In questo periodo della mia vita, così affascinante e a tratti assurdo, ho messo in discussione diversi aspetti di me stessa.
Ogni volta che cresciamo, siamo chiamati a seminare qualcosa di nuovo. E ogni semina porta con sé nuove cure, nuovi raccolti, ma anche nuove fatiche.
Mi sono sentita inadeguata in alcune relazioni, ho provato disagio, e la mente ha iniziato a fare mille giri a vuoto. Dentro di me convivevano due versioni: una pacifica e serena, l’altra furiosa e in tumulto. E ho lasciato che si esprimessero entrambe.
Quando tocchiamo le nostre certezze, quando il cambiamento bussa forte alla porta della mente, ecco che l’ego entra in scena. E lo fa con maestria. Il suo compito è mantenerci piccoli, impauriti, insicuri. È bravo, lo ammetto.
L’ego non ama la pace, a meno che non sia momentanea. Lui vuole il dramma, il giudizio, la separazione. E la sua frase preferita è questa: “Cerca, ma non trovare", un modo raffinato per dire: “Non allontanarti troppo da me.”
E così ci ritroviamo a cercare risposte che già conosciamo, a scavare pozzi senz’acqua, a lottare contro nemici invisibili.
Quando invece la vera rivoluzione accade quando ci fermiamo. Quando riconosciamo che il problema, a volte, è la soluzione travestita.
Essere felici non significa non soffrire mai, non avere dubbi o smettere di sbagliare.Significa invece accogliere la complessità della vita con uno sguardo più ampio, scegliere la determinazione che apre nuove strade e l’abbandono che guarisce le vecchie ferite.

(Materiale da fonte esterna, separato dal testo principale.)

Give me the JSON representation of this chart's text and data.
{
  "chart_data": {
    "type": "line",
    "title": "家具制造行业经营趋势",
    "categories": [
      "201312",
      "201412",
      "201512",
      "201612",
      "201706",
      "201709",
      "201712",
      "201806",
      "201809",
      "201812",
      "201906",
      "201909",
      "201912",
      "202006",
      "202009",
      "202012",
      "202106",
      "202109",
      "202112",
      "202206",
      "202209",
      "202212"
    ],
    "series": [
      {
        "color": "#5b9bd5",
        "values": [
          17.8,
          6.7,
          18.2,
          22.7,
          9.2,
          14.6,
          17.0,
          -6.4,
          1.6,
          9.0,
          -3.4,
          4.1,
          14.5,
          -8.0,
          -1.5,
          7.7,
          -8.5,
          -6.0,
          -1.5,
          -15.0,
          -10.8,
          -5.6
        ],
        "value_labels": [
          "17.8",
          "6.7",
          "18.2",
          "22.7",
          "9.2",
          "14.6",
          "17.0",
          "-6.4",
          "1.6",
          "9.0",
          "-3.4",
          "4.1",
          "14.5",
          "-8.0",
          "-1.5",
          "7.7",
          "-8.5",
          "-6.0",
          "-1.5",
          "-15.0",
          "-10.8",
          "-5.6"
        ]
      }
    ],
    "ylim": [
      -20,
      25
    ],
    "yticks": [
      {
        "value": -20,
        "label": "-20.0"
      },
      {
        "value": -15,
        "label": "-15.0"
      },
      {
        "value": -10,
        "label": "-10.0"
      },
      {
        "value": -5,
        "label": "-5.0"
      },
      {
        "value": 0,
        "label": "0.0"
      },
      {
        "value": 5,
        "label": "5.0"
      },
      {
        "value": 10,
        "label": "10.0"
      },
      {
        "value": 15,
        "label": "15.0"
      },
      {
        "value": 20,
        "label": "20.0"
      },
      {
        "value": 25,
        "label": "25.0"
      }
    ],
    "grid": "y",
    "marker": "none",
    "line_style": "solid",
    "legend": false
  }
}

La felicità ha bisogno di due forze:
La forza del guerriero che sceglie di cambiare rotta
La dolcezza del guaritore che accarezza e cura le cicatrici
E quando riusciamo a muoverci tra queste due polarità, accade un piccolo miracolo: le relazioni si trasformano, la mente si calma e il cuore torna a respirare.
Una delle cose che ho compreso lungo il mio cammino, è che gli amici nuovi arrivano quando smettiamo di corteggiare i nemici.
Quando smetti di inseguire chi ti rifiuta, chi non ti vede, chi ti giudica, e inizi a guardare chi ti guarda con amore, cambia tutto.
Perché la felicità nasce quando iniziamo a guardarci con gli stessi occhi con cui vorremmo essere guardati, e smettiamo di chiedere agli altri quello che non siamo disposti a darci.
La meta non è diventare perfetti, ma imparare ad amare con un cuore impavido, non più come bambini spaventati, ma come adulti consapevoli, che scelgono l’amore anche quando fa paura.
Fermati. Respira. Riconosci il punto da cui parti.
Scegli relazioni che ti nutrono e non quelle che ti prosciugano.
Abbandona la lotta contro te stesso: sii alleato della tua parte fragile.
Ama con coraggio.
La felicità non è per chi scappa, ma per chi resta, guarda, accoglie.
Questa è la via che conosco, quella che pratico ogni giorno, e che insegno nei miei percorsi. Non ha formule magiche, ma ha verità profonde.